Bogotá: Ediciones Vestigio. 2020. 119 páginas.
En Un objeto afilado, poemario de la escritora brasilera Alexandra Maia, hay una chispa de insatisfacción que crea una tensión entre lo que se es y lo que se anhela. Leer estos poemas es observar el movimiento de las placas tectónicas del deseo. Estos textos deseantes no ejercen control sobre lo que describen y evocan, no son una representación ordenada del querer algo más. El poema no es el sometimiento del lenguaje al deseo expresivo, es una exploración de la palabra y el silencio como canales de ventilación de algo que habita adentro y palpita. El escritor angoleño Ondjaki lo resume bien en el poema-epílogo que cierra el libro: este libro abre y defiende un espacio poético para los “los materiales no domesticados”.

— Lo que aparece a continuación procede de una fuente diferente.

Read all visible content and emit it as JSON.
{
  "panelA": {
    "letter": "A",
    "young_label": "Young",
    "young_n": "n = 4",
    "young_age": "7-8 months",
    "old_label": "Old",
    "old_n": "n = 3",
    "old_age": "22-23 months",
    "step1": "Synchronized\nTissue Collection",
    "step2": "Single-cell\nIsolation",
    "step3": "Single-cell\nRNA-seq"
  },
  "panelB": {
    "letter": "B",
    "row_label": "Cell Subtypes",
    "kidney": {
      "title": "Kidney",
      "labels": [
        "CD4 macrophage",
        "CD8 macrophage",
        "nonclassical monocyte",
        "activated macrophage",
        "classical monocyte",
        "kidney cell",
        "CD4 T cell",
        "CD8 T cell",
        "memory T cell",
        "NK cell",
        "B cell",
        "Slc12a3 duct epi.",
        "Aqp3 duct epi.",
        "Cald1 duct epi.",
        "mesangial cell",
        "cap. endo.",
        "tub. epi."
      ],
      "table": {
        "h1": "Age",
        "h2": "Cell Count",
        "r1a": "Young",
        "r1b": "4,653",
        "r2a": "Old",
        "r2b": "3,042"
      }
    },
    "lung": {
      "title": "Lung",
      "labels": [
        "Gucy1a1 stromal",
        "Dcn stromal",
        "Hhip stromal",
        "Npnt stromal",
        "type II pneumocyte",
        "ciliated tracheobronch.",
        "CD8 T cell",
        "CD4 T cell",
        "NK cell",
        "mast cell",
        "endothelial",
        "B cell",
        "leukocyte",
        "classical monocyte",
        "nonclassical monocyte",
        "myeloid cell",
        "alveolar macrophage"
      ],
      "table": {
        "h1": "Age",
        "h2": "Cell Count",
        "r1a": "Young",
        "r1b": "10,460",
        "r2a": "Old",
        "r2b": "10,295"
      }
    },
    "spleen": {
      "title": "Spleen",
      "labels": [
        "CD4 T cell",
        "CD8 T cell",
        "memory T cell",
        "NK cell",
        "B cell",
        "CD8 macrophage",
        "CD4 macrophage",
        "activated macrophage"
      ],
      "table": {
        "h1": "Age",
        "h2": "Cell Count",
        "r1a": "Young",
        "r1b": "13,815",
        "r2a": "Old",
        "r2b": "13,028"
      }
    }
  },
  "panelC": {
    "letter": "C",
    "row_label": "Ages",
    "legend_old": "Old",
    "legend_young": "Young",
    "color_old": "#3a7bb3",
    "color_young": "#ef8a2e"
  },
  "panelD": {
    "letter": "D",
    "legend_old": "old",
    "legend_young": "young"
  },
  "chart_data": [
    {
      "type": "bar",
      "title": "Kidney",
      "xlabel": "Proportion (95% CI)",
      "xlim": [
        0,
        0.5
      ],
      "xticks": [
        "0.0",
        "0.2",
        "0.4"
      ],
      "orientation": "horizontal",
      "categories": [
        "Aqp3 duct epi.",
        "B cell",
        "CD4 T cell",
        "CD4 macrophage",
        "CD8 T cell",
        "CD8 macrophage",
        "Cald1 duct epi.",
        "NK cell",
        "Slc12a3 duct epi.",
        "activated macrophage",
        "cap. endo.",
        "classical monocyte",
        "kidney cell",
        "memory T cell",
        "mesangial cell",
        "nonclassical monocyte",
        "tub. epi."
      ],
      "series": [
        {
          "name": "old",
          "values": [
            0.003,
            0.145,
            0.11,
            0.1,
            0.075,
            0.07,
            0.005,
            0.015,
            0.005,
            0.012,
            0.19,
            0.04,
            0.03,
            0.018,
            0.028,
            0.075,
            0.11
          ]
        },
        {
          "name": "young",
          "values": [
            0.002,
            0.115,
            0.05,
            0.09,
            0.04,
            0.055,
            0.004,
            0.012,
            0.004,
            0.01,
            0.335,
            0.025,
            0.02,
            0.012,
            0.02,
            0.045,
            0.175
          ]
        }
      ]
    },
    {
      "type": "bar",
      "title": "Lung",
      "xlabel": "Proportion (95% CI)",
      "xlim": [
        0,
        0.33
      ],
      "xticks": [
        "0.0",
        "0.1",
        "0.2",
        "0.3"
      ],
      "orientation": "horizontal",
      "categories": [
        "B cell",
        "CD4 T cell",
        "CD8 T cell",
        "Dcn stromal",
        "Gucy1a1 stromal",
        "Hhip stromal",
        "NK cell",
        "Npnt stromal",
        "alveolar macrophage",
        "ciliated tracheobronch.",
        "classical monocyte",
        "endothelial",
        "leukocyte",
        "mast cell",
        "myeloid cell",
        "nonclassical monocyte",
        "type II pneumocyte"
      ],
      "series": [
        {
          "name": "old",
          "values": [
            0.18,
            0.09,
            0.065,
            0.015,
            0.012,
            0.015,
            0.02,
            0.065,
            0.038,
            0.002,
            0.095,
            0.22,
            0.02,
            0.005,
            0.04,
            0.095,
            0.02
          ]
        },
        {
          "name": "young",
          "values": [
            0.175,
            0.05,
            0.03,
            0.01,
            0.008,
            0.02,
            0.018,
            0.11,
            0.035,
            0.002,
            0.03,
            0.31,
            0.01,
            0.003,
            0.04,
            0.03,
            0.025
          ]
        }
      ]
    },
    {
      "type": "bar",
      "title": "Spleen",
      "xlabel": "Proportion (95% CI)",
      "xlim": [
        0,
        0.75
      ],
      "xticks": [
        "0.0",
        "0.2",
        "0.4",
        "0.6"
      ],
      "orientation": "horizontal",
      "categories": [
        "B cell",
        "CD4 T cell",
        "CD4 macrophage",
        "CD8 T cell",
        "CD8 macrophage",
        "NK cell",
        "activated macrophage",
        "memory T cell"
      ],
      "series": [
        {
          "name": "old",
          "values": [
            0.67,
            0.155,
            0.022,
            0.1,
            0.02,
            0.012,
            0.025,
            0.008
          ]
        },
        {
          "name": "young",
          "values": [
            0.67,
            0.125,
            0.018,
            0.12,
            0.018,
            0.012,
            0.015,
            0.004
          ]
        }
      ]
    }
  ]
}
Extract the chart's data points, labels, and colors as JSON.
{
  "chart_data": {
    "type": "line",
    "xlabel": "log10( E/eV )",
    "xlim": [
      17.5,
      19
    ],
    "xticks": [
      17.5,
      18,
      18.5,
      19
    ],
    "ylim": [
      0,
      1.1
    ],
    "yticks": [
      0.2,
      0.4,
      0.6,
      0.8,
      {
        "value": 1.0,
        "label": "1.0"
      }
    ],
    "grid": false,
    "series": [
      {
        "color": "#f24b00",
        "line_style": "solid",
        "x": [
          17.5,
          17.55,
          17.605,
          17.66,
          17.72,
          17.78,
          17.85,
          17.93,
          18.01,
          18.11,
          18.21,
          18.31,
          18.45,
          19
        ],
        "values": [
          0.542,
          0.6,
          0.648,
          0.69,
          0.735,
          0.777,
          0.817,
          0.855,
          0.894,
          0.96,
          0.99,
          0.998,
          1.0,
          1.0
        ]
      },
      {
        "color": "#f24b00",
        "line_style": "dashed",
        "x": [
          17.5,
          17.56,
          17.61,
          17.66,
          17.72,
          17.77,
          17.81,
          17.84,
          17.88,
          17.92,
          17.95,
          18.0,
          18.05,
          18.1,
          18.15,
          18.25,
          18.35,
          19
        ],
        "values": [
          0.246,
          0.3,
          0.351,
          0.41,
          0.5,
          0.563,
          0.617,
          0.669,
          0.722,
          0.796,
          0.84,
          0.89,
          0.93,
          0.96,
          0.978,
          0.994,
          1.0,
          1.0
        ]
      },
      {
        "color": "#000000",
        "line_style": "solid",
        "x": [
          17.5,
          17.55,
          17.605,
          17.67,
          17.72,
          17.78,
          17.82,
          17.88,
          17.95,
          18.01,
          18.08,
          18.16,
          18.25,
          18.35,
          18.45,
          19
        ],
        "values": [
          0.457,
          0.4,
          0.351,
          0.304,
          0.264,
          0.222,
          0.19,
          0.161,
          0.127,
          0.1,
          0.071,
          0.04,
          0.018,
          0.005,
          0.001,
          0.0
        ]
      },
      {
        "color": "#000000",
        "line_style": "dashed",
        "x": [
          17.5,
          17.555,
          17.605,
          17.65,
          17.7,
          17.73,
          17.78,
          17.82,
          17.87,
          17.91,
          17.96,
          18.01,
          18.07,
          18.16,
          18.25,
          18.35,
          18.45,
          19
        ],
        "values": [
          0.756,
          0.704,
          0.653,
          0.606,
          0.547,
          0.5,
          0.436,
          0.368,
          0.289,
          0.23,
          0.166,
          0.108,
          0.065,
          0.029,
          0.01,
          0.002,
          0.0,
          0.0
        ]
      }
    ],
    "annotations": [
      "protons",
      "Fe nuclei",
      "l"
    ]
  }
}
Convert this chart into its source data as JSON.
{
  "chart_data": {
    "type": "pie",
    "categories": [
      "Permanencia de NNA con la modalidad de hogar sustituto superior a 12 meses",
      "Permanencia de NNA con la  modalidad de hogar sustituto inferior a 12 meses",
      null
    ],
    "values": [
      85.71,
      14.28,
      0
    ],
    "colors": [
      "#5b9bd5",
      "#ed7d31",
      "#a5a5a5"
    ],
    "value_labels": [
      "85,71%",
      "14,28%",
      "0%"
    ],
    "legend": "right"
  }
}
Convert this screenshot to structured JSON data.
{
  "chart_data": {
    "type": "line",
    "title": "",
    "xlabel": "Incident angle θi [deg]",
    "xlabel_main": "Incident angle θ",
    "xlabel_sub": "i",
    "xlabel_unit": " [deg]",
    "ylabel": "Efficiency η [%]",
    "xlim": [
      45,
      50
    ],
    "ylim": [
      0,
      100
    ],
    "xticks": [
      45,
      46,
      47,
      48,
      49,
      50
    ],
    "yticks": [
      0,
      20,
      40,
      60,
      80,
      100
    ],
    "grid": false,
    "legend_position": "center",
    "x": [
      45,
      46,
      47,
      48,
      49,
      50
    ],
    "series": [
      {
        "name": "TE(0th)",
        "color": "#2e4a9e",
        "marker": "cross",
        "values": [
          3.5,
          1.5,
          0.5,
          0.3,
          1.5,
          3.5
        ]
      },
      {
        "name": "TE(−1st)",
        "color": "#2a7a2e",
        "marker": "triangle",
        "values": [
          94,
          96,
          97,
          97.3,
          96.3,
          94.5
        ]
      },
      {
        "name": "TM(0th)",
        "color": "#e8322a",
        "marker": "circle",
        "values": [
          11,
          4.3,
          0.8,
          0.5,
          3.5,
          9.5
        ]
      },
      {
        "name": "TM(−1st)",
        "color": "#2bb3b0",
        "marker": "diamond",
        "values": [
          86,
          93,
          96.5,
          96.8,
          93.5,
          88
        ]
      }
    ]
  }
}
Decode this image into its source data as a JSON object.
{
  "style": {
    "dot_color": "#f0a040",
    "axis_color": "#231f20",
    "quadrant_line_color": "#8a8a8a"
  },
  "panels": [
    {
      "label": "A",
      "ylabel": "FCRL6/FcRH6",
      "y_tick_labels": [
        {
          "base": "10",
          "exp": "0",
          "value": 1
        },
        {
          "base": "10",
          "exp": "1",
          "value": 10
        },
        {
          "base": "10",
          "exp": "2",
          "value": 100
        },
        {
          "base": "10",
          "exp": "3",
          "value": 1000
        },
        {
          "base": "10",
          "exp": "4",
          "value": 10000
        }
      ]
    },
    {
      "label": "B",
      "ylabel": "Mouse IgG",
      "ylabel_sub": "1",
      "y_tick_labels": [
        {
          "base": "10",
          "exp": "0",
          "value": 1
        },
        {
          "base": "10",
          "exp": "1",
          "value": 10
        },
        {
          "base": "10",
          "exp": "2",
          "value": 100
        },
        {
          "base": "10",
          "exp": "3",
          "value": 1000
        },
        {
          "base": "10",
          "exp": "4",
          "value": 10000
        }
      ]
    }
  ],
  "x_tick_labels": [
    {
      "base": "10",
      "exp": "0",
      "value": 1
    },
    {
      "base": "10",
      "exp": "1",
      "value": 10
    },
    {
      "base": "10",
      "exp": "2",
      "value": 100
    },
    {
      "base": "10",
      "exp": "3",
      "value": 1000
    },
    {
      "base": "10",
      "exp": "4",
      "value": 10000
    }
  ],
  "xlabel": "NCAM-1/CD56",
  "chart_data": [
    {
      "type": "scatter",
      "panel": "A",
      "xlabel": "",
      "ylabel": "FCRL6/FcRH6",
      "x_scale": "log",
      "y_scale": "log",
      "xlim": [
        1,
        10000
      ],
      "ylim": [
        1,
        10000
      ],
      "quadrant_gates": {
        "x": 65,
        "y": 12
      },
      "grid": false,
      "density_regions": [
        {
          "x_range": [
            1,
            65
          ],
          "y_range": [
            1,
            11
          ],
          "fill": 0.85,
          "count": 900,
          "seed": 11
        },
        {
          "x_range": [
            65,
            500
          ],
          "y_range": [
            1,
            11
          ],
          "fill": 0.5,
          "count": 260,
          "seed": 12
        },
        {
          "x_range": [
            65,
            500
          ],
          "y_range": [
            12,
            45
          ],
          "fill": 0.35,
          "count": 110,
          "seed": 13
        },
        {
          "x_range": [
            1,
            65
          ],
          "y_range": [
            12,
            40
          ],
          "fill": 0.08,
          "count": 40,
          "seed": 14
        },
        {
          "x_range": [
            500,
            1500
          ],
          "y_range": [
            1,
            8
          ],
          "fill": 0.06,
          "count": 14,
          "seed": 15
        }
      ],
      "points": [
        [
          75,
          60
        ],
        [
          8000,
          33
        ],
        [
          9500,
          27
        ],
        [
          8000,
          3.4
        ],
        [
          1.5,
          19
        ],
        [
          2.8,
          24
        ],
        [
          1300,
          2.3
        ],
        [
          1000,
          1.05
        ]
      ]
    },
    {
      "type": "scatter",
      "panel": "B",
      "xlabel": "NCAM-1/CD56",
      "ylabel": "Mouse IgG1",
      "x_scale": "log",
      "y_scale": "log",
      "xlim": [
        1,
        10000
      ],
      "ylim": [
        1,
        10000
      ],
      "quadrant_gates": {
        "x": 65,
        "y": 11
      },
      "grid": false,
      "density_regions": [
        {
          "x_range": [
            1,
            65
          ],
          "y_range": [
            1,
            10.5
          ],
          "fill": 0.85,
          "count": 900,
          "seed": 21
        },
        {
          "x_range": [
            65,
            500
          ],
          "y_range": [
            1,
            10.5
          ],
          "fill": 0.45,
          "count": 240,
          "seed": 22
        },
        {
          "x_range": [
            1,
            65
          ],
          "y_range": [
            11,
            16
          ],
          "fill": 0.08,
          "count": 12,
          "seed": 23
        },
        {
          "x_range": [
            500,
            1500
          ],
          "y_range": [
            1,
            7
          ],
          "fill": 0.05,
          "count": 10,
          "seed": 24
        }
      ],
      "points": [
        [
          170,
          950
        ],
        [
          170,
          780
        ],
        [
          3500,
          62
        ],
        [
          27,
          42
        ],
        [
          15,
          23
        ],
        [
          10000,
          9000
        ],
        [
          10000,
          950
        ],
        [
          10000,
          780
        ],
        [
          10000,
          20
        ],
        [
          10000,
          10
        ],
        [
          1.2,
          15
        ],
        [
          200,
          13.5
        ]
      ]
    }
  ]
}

Estos poemas son como fogatas con voluntad propia, con el anhelo del incendio detrás de cada brillo. Con todo, son resistencias ambiguas a la oscuridad, hay una tensión con ella, pero siguen necesitándola para crear una imagen, un sentido. La relación entre las palabras y los silencios no es excluyente. El silencio es el momento previo al inicio del poema, es su presagio; contiene el germen de lo que comenzará a ser. Aunque el sentido no sea algo claro y permanezca oculto, la escritura lo persigue; en “De las mil palabras” leemos: “De las mil palabras/ que me piden que diga/ vive en el silencio la más pura de ellas”.
En este camino por encontrar el sentido de las palabras, el poema se convierte en una visión que permite acercarse al mundo. No trata de traducir o representar con claridad experiencias o sentires, reconoce la distancia entre vivir y nombrar. A pesar de que el poema no es un recipiente estable para la vida, la voz confía en él y señala en “Biopsia”: “en la cavidad del verso esculpo esta ausencia por no saber vivirla”. Incluso llega a decir, más adelante, en un poema sin título: “Deseo un poema / como quien nace”; el poema se convierte en una manera de ser, un método de existencia en el mundo. Con todo, es un ejercicio ambiguo. No sabemos si el poema permite explorar zonas oscuras e inexploradas en búsqueda de algo nuevo, o si sólo permite volver la mirada a territorios interiores para reencontrar cosas que había escondido dentro de sí. Leer a Maia es recordar que la poesía siempre implica cierto desdoblamiento. En estos versos la voz vuelve a ella misma y a su pasado como si fueran ajenos y los redescubre, les da una nueva vida.
Aunque en este libro parece que el verso alcanza un potencial trascendente, algunos poemas vuelven la mirada sobre quien los lee y generan, en pocas líneas, el efecto de una producción audiovisual que rompe la cuarta pared que divide lo representado del espectador. Se construye un mundo lleno de vida sólo para mostrarnos quién o qué da cuerda al mecanismo del juguete que imita la vida sin tenerla. Hay una tensión entre construcción y destrucción: los mensajes se autodestruyen, no acaban de llegar a nosotros en la lectura y ya están despareciendo. Estos poemas dan vida a las cosas para dejarlas morir o incluso matarlas.